Neal Stephenson on 300

There is a nice little article on the film 300 in today's New York Times, by one of my favorite authors, Neal Stephenson. I always enjoy Stephenson's takes on the geekier aspects of Pop Culture... He's got enormous geek cred (the man wrote the classic hacker fantasy Cryptonomicon, as well as the non-fiction classic In the Beginning was the Command Line) and he also has an interesting take on American culture and politics. And this article exemplifies both of those qualities.
I watched an episode of the highly underrated final season of Northern Exposure last night where the ex-con biker intellectual DJ Chris sits through his orals for his M.A. in comparative literature. This was one of the few episodes of the series I hadn't seen, and I wish I had before I went back to school. The conflict in this subplot is between the deconstructavist perspective, and the more traditional modes of understanding literature. For those of you who weren't Lit or Philosophy majors, deconstructuralism is a very popular post-modern school thought which supposes that the author's intentions have no bearing on the "correct" interpretation of a work of art.
What does this have to do with 300? Well, the deconstructivists are having a field day with 300, just as they did with last three installments of the Star Wars saga, or with the film adaptations of the Lord of the Rings. We are told that these are reactionary, Imperialist tales, of whites versus people of color, East versus West. That these stories are thinly veiled propagandistic parables of a fascistic will to power.
Please.
Well, actually I take that back. At least in the case of 300, I can partly understand the other side of the debate. Unlike Star Wars or LOTR, 300 is loosely based on historical events.

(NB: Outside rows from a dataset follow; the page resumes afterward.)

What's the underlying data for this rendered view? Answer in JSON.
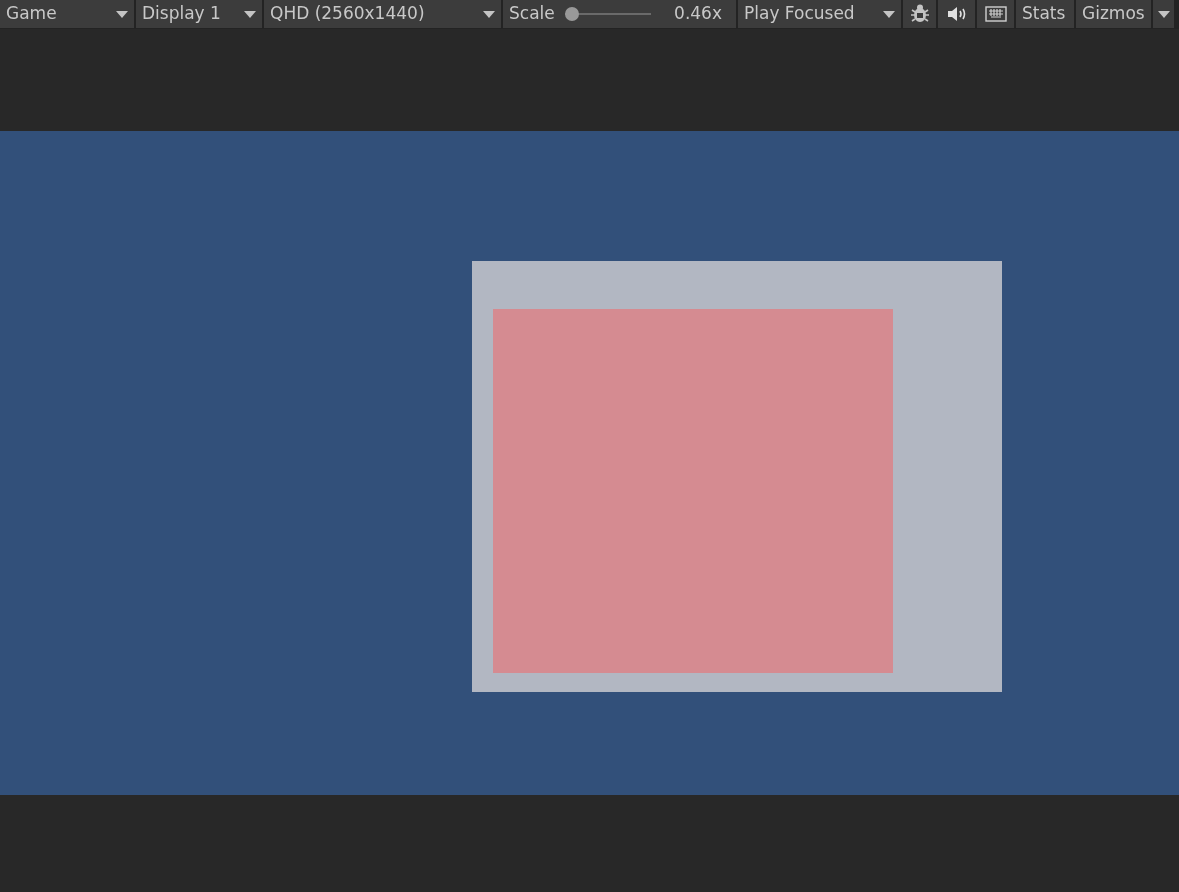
{
  "toolbar": [
    {
      "kind": "dropdown",
      "label": "Game"
    },
    {
      "kind": "dropdown",
      "label": "Display 1"
    },
    {
      "kind": "dropdown",
      "label": "QHD (2560x1440)"
    },
    {
      "kind": "slider",
      "label": "Scale",
      "level": 0.0,
      "reading": "0.46x"
    },
    {
      "kind": "dropdown",
      "label": "Play Focused"
    },
    {
      "kind": "icon"
    },
    {
      "kind": "icon"
    },
    {
      "kind": "icon"
    },
    {
      "kind": "button",
      "label": "Stats"
    },
    {
      "kind": "button",
      "label": "Gizmos"
    },
    {
      "kind": "caret"
    }
  ]
}
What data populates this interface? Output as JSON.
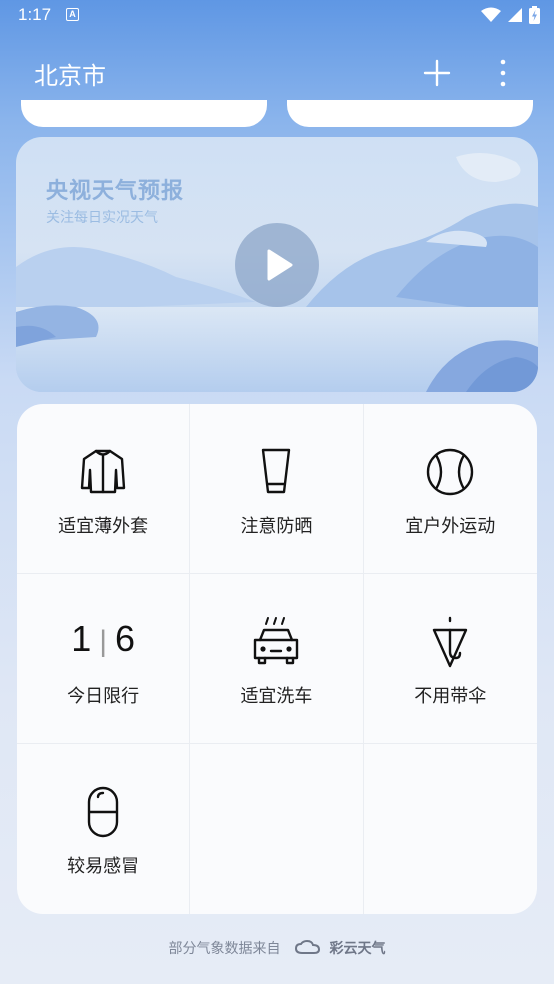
{
  "status_bar": {
    "time": "1:17",
    "notif": "A"
  },
  "header": {
    "city": "北京市"
  },
  "video": {
    "title": "央视天气预报",
    "subtitle": "关注每日实况天气"
  },
  "tips": [
    {
      "label": "适宜薄外套",
      "icon": "jacket-icon"
    },
    {
      "label": "注意防晒",
      "icon": "sunscreen-icon"
    },
    {
      "label": "宜户外运动",
      "icon": "baseball-icon"
    },
    {
      "label": "今日限行",
      "icon": "license-plate",
      "limit_a": "1",
      "limit_b": "6"
    },
    {
      "label": "适宜洗车",
      "icon": "car-wash-icon"
    },
    {
      "label": "不用带伞",
      "icon": "umbrella-icon"
    },
    {
      "label": "较易感冒",
      "icon": "capsule-icon"
    }
  ],
  "footer": {
    "source_text": "部分气象数据来自",
    "brand": "彩云天气"
  }
}
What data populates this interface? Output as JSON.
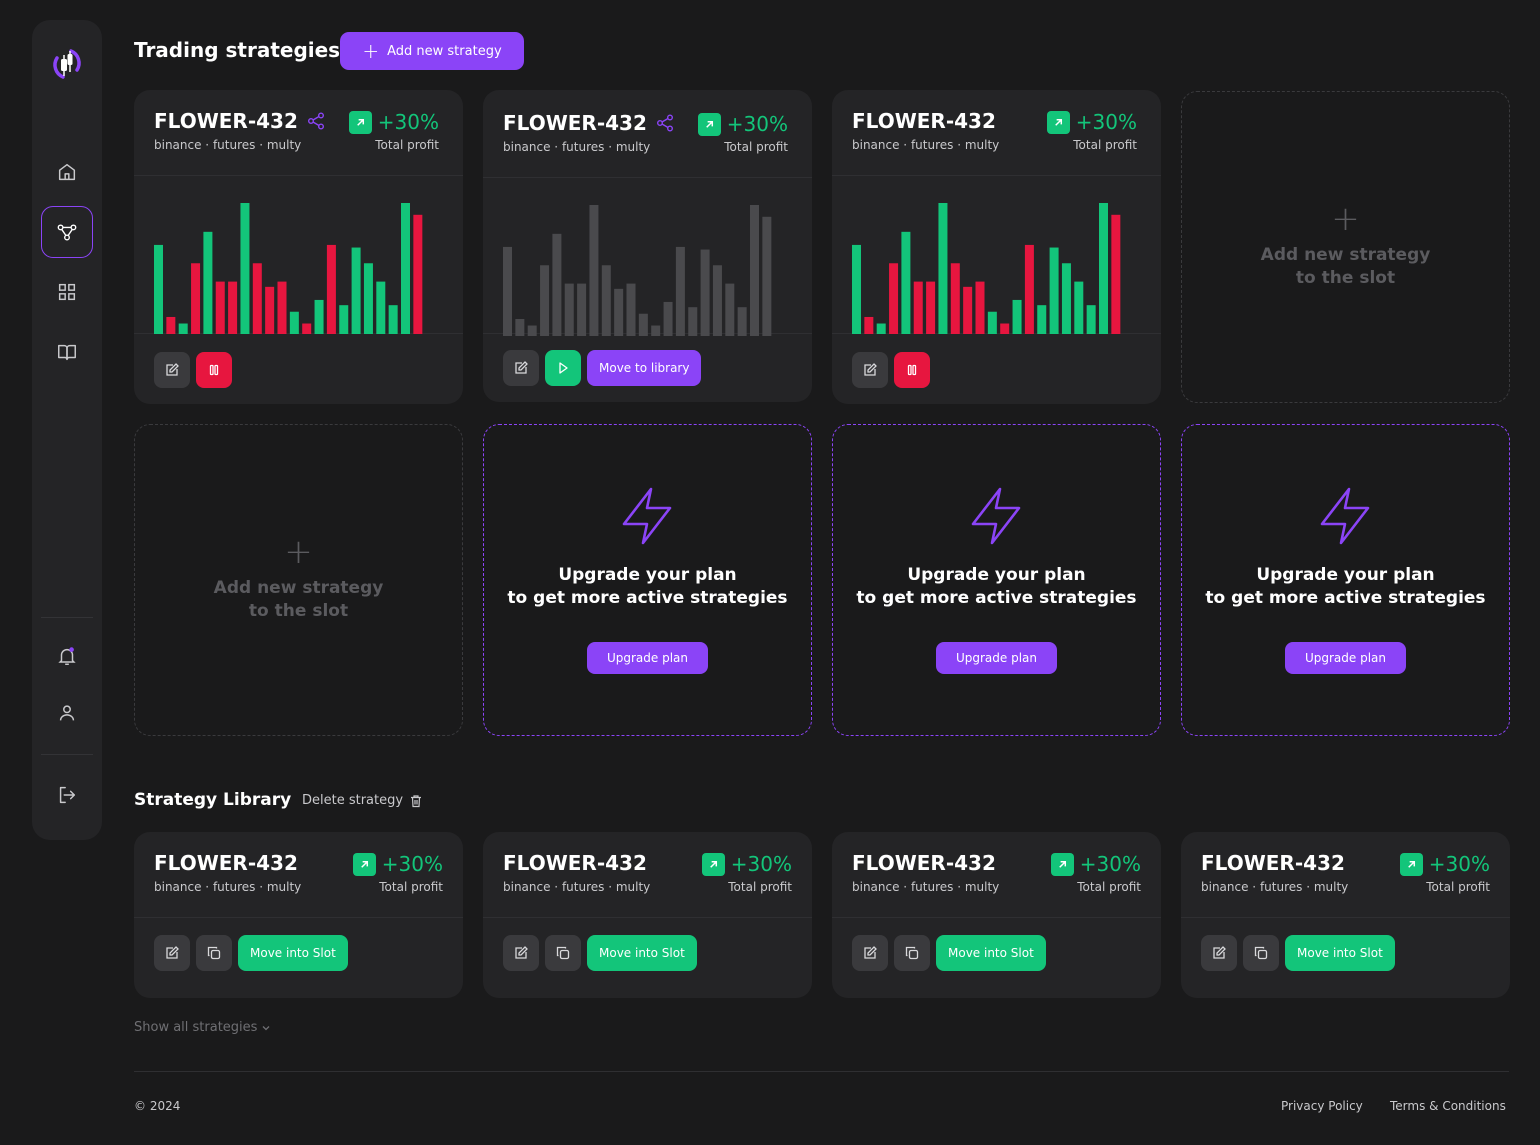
{
  "colors": {
    "accent": "#8b44f7",
    "up": "#13c57a",
    "down": "#e7163f",
    "neutral": "#4a4a4d",
    "bg": "#1a1a1b",
    "card": "#242426"
  },
  "header": {
    "title": "Trading strategies",
    "add_label": "Add new strategy"
  },
  "active_strategies": [
    {
      "name": "FLOWER-432",
      "meta": "binance · futures · multy",
      "profit": "+30%",
      "profit_label": "Total profit",
      "shared": true,
      "state": "running",
      "bars": [
        {
          "v": 0.68,
          "up": true
        },
        {
          "v": 0.13,
          "up": false
        },
        {
          "v": 0.08,
          "up": true
        },
        {
          "v": 0.54,
          "up": false
        },
        {
          "v": 0.78,
          "up": true
        },
        {
          "v": 0.4,
          "up": false
        },
        {
          "v": 0.4,
          "up": false
        },
        {
          "v": 1.0,
          "up": true
        },
        {
          "v": 0.54,
          "up": false
        },
        {
          "v": 0.36,
          "up": false
        },
        {
          "v": 0.4,
          "up": false
        },
        {
          "v": 0.17,
          "up": true
        },
        {
          "v": 0.08,
          "up": false
        },
        {
          "v": 0.26,
          "up": true
        },
        {
          "v": 0.68,
          "up": false
        },
        {
          "v": 0.22,
          "up": true
        },
        {
          "v": 0.66,
          "up": true
        },
        {
          "v": 0.54,
          "up": true
        },
        {
          "v": 0.4,
          "up": true
        },
        {
          "v": 0.22,
          "up": true
        },
        {
          "v": 1.0,
          "up": true
        },
        {
          "v": 0.91,
          "up": false
        }
      ]
    },
    {
      "name": "FLOWER-432",
      "meta": "binance · futures · multy",
      "profit": "+30%",
      "profit_label": "Total profit",
      "shared": true,
      "state": "stopped",
      "move_label": "Move to library",
      "bars": [
        {
          "v": 0.68,
          "up": true
        },
        {
          "v": 0.13,
          "up": false
        },
        {
          "v": 0.08,
          "up": true
        },
        {
          "v": 0.54,
          "up": false
        },
        {
          "v": 0.78,
          "up": true
        },
        {
          "v": 0.4,
          "up": false
        },
        {
          "v": 0.4,
          "up": false
        },
        {
          "v": 1.0,
          "up": true
        },
        {
          "v": 0.54,
          "up": false
        },
        {
          "v": 0.36,
          "up": false
        },
        {
          "v": 0.4,
          "up": false
        },
        {
          "v": 0.17,
          "up": true
        },
        {
          "v": 0.08,
          "up": false
        },
        {
          "v": 0.26,
          "up": true
        },
        {
          "v": 0.68,
          "up": false
        },
        {
          "v": 0.22,
          "up": true
        },
        {
          "v": 0.66,
          "up": true
        },
        {
          "v": 0.54,
          "up": true
        },
        {
          "v": 0.4,
          "up": true
        },
        {
          "v": 0.22,
          "up": true
        },
        {
          "v": 1.0,
          "up": true
        },
        {
          "v": 0.91,
          "up": false
        }
      ]
    },
    {
      "name": "FLOWER-432",
      "meta": "binance · futures · multy",
      "profit": "+30%",
      "profit_label": "Total profit",
      "shared": false,
      "state": "running",
      "bars": [
        {
          "v": 0.68,
          "up": true
        },
        {
          "v": 0.13,
          "up": false
        },
        {
          "v": 0.08,
          "up": true
        },
        {
          "v": 0.54,
          "up": false
        },
        {
          "v": 0.78,
          "up": true
        },
        {
          "v": 0.4,
          "up": false
        },
        {
          "v": 0.4,
          "up": false
        },
        {
          "v": 1.0,
          "up": true
        },
        {
          "v": 0.54,
          "up": false
        },
        {
          "v": 0.36,
          "up": false
        },
        {
          "v": 0.4,
          "up": false
        },
        {
          "v": 0.17,
          "up": true
        },
        {
          "v": 0.08,
          "up": false
        },
        {
          "v": 0.26,
          "up": true
        },
        {
          "v": 0.68,
          "up": false
        },
        {
          "v": 0.22,
          "up": true
        },
        {
          "v": 0.66,
          "up": true
        },
        {
          "v": 0.54,
          "up": true
        },
        {
          "v": 0.4,
          "up": true
        },
        {
          "v": 0.22,
          "up": true
        },
        {
          "v": 1.0,
          "up": true
        },
        {
          "v": 0.91,
          "up": false
        }
      ]
    }
  ],
  "empty_slot": {
    "line1": "Add new strategy",
    "line2": "to the slot"
  },
  "upgrade_slot": {
    "line1": "Upgrade your plan",
    "line2": "to get more active strategies",
    "button": "Upgrade plan"
  },
  "library": {
    "title": "Strategy Library",
    "delete_label": "Delete strategy",
    "items": [
      {
        "name": "FLOWER-432",
        "meta": "binance · futures · multy",
        "profit": "+30%",
        "profit_label": "Total profit",
        "move_label": "Move into Slot"
      },
      {
        "name": "FLOWER-432",
        "meta": "binance · futures · multy",
        "profit": "+30%",
        "profit_label": "Total profit",
        "move_label": "Move into Slot"
      },
      {
        "name": "FLOWER-432",
        "meta": "binance · futures · multy",
        "profit": "+30%",
        "profit_label": "Total profit",
        "move_label": "Move into Slot"
      },
      {
        "name": "FLOWER-432",
        "meta": "binance · futures · multy",
        "profit": "+30%",
        "profit_label": "Total profit",
        "move_label": "Move into Slot"
      }
    ],
    "show_all": "Show all strategies"
  },
  "footer": {
    "copyright": "© 2024",
    "privacy": "Privacy Policy",
    "terms": "Terms & Conditions"
  }
}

And, having been derived from comicbook source material, it is an epic tale told in broad strokes. The good guys are dashing, handsome, and brave. The bad guys are depraved, perverse, and haughty. And since there are modern cultures who still look back on these ancient cultures as their noble ancestors... Well, let's just say the modern Persians, or Iranians as they are now called, are none too pleased with the film. And of course, the timing is none-too-good for an American film which demonizes Persians.

Stephenson's approach to this controversy, is simply to step out of it.

The less politicized majority, who perhaps would like to draw inspiration from this story without glossing over the crazy and defective aspects of Spartan society, have turned, in droves, to a film from the alternative cultural universe of fantasy and science fiction. Styled and informed by pulp novels, comic books, video games and Asian martial arts flicks, science fiction eats this kind of material up, and expresses it in ways that look impossibly weird to people who aren’t used to it.

Not every piece of fiction is some kind of cultural Freudian slip. 300 is not an exhaustively researched and documented historical epic. It is historical fantasy, based more on a comic book than any rigorous academic study.

Sheesh...

2 comments:

Sky Cosby said...

What about Snow Crash?!?!?!!

or Zodiac: The Eco-Thriller?!?!!??!!

C'mon man, don't just drop his more recent stuff, those two are the foundation upon which his reputation was built in the first place.

Cool article! Thanks Dragon. Was gonna stop by late last nite on my way out to the farm but the girls were asleep and I was exhuasted.

Whatcha been up to

Klintron said...

If you didn't see it on Technoccult yet, Michael Moorcock wonce wrote an excellent article about the psycho-social aspects of sci-fi/fantasy and its relationship to fascism, or at least authoritarianism.